SAGES Launches Program to Reduce Bile Duct Injury

Safe Chole Figure 1A Critical view of safety anterior view
  • SAGES seeks to create a universal culture of safety in cholecystectomy by educating residents, fellows, and practicing surgeons about technical steps to prevent bile duct injury, such as the Critical View of Safety and intraoperative biliary imaging.
  • Please click on the link for strategies for minimizing bile duct injuries and a video by Dr. Michael Brunt introducing the SAGES Safe Cholecystectomy program. https://www.sages.org/safe-cholecystectomy-program/
  • The SAGES Safe Cholecystectomy Task Force is designing its approach based on the results of a Delphi survey of SAGES leadership and experts in cholecystectomy. The Task Force is comprised of experienced surgeons representing academia and community surgeons.
  • The Task Force plans also to support surgical decision-making around the timing of surgery for acute cholecystitis and the management of various difficult cholecystectomy scenarios.
  • According to SAGES President, Dr. Michael Brunt, “After 25 years of laparoscopic cholecystectomy, it is time to undertake the difficult issue of reducing bile duct injuries for this common procedure. The SAGES Task Force on Safe Cholecystectomy is committed to this purpose and we look forward to working with the surgical community to accomplish this goal.”

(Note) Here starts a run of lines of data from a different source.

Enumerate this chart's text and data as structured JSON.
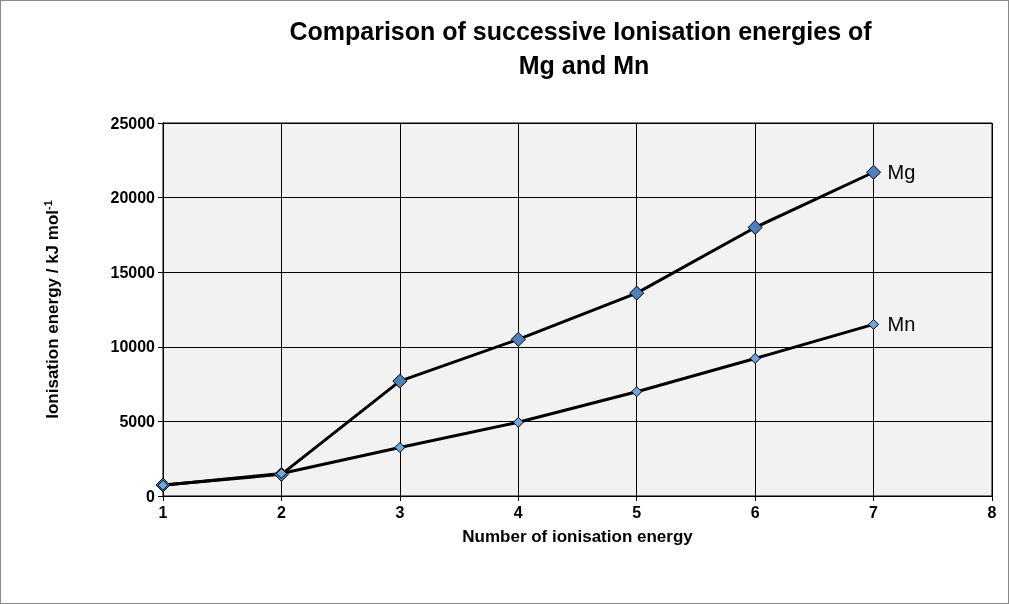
{
  "chart_data": {
    "type": "line",
    "title": "Comparison of successive Ionisation energies of Mg and Mn",
    "xlabel": "Number of ionisation energy",
    "ylabel": "Ionisation energy / kJ mol$^{-1}$",
    "series": [
      {
        "name": "Mg",
        "color": "#4f81bd",
        "x": [
          1,
          2,
          3,
          4,
          5,
          6,
          7
        ],
        "values": [
          740,
          1450,
          7700,
          10500,
          13600,
          18000,
          21700
        ]
      },
      {
        "name": "Mn",
        "color": "#6fa8dc",
        "x": [
          1,
          2,
          3,
          4,
          5,
          6,
          7
        ],
        "values": [
          720,
          1510,
          3250,
          4940,
          6990,
          9220,
          11500
        ]
      }
    ],
    "xlim": [
      1,
      8
    ],
    "xticks": [
      1,
      2,
      3,
      4,
      5,
      6,
      7,
      8
    ],
    "ylim": [
      0,
      25000
    ],
    "yticks": [
      0,
      5000,
      10000,
      15000,
      20000,
      25000
    ],
    "grid": true,
    "legend": false,
    "marker": "diamond",
    "line_style": "solid"
  }
}
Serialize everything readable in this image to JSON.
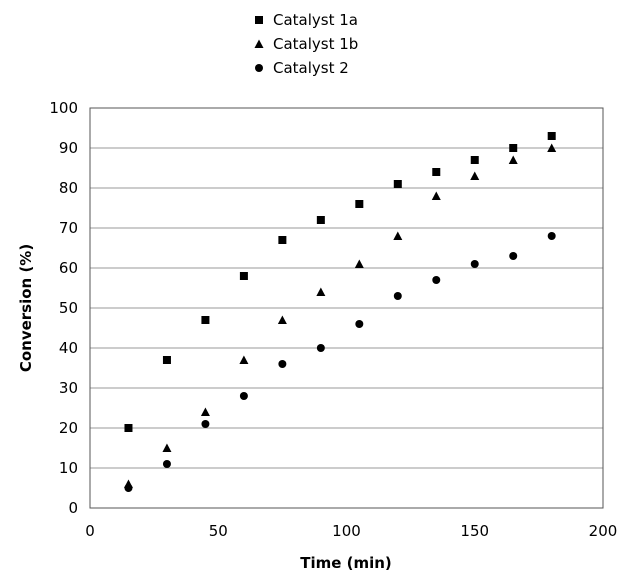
{
  "chart_data": {
    "type": "scatter",
    "xlabel": "Time (min)",
    "ylabel": "Conversion (%)",
    "xlim": [
      0,
      200
    ],
    "ylim": [
      0,
      100
    ],
    "xticks": [
      0,
      50,
      100,
      150,
      200
    ],
    "yticks": [
      0,
      10,
      20,
      30,
      40,
      50,
      60,
      70,
      80,
      90,
      100
    ],
    "grid": "horizontal",
    "legend_position": "top-center",
    "series": [
      {
        "name": "Catalyst 1a",
        "marker": "square",
        "color": "#000000",
        "points": [
          [
            15,
            20
          ],
          [
            30,
            37
          ],
          [
            45,
            47
          ],
          [
            60,
            58
          ],
          [
            75,
            67
          ],
          [
            90,
            72
          ],
          [
            105,
            76
          ],
          [
            120,
            81
          ],
          [
            135,
            84
          ],
          [
            150,
            87
          ],
          [
            165,
            90
          ],
          [
            180,
            93
          ]
        ]
      },
      {
        "name": "Catalyst 1b",
        "marker": "triangle",
        "color": "#000000",
        "points": [
          [
            15,
            6
          ],
          [
            30,
            15
          ],
          [
            45,
            24
          ],
          [
            60,
            37
          ],
          [
            75,
            47
          ],
          [
            90,
            54
          ],
          [
            105,
            61
          ],
          [
            120,
            68
          ],
          [
            135,
            78
          ],
          [
            150,
            83
          ],
          [
            165,
            87
          ],
          [
            180,
            90
          ]
        ]
      },
      {
        "name": "Catalyst 2",
        "marker": "circle",
        "color": "#000000",
        "points": [
          [
            15,
            5
          ],
          [
            30,
            11
          ],
          [
            45,
            21
          ],
          [
            60,
            28
          ],
          [
            75,
            36
          ],
          [
            90,
            40
          ],
          [
            105,
            46
          ],
          [
            120,
            53
          ],
          [
            135,
            57
          ],
          [
            150,
            61
          ],
          [
            165,
            63
          ],
          [
            180,
            68
          ]
        ]
      }
    ]
  }
}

  • Bile duct injury (BDI) can be a devastating complication of cholecystectomy, one of the most commonly performed surgical procedures in the world. It has been reported to occur in 0.2 to 1% of laparoscopic cholecystectomies.
  • While the human costs of BDI cannot easily be measured, the economic burden associated with BDI has been reported to range from $613,588 to $788,586 per million population.
  • There will be a half-day session devoted to preventing BDI and improving safety in cholecystectomy during the 2015 SAGES meeting.
  • Reference: HPB (Oxford). 2008;10(6):416-9. doi: 10.1080/13651820802140745. Iatrogenic bile duct injury–a cost analysis. Andersson R1, Eriksson K, Blind PJ, Tingstedt B.